On 4/18/2017 2:25 AM, Vernooij, Kees - KLM , ITOPT1 wrote:
As I said, I remember reading this a long time ago, I don't know the details 
anymore, whether the source was reliable and whether it is still working this 
way. Only a DB2 internal expert should be able to tell.
...
On 12 April 2017 at 10:16, Tom Marchant <
0000000a2a8c2020-dmarc-requ...@listserv.ua.edu> wrote:
[DB2]

So, if it thinks it would be faster to read the record from DASD than
for
MVS to page in the buffer page(s) containing the record, it will read
the
record into different pages that have not been paged out?

While the DB2 buffer manager code does collect statistics on the frequency of buffer pages being latched that are currently paged out (using TPROT), I don't remember seeing any logic to reread a buffer page vs waiting for a demand page-in to occur in the code.
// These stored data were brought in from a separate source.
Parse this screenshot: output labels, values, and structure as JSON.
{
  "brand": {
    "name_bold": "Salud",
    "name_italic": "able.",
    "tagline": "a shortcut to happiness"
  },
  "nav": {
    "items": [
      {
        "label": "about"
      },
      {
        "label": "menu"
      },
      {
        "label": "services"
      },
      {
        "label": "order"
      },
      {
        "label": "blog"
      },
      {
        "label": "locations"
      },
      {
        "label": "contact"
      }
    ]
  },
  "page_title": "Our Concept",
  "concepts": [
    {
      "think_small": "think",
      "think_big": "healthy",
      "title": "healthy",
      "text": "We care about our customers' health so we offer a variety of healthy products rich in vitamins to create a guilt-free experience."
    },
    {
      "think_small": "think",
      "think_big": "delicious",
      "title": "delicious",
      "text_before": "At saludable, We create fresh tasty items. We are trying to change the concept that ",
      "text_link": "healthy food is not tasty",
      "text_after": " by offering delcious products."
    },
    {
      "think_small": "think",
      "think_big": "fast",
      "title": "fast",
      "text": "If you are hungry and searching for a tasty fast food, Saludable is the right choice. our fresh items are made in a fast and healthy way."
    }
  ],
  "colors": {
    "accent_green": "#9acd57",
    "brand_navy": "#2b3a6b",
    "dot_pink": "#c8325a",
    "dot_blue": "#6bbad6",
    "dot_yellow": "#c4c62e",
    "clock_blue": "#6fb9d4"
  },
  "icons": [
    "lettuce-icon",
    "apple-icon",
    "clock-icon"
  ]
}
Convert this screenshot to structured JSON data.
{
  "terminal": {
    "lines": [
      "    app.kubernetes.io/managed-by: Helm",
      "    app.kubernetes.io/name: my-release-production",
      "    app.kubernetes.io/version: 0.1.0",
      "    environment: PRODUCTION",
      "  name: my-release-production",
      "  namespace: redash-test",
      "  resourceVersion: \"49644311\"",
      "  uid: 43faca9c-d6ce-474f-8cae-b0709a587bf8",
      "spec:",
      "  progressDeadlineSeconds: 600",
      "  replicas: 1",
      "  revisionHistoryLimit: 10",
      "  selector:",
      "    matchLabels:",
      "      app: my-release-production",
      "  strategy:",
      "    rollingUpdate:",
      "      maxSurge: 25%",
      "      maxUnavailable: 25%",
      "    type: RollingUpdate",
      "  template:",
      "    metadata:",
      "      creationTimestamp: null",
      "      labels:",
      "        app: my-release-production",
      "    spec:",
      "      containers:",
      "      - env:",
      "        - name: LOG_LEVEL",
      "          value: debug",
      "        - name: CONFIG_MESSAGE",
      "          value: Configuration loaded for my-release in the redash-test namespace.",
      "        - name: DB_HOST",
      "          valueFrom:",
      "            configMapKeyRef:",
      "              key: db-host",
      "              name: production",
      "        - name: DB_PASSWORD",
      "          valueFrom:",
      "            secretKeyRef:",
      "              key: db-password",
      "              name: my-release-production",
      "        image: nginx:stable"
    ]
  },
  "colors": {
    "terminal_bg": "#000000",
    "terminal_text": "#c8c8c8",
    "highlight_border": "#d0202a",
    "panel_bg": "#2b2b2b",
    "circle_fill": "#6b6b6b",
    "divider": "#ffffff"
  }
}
And given that the current copy of a page may be the one in the buffer pool, rather than on the copy on DASD, and that multiple threads can have shared ownership of a buffer pool page, I do not believe this processing exist (at least for the last 15 years) in DB2.

30 years ago this type of logic, to reread from DASD rather than demand page-in a buffer page, *might* have made sense, when the I/O bandwidth to the paging subsystem was limited based on the number of page datasets and a demand page rate of 30-100 pages a second was common to see. But the world has changed and it would not make sense to do it today.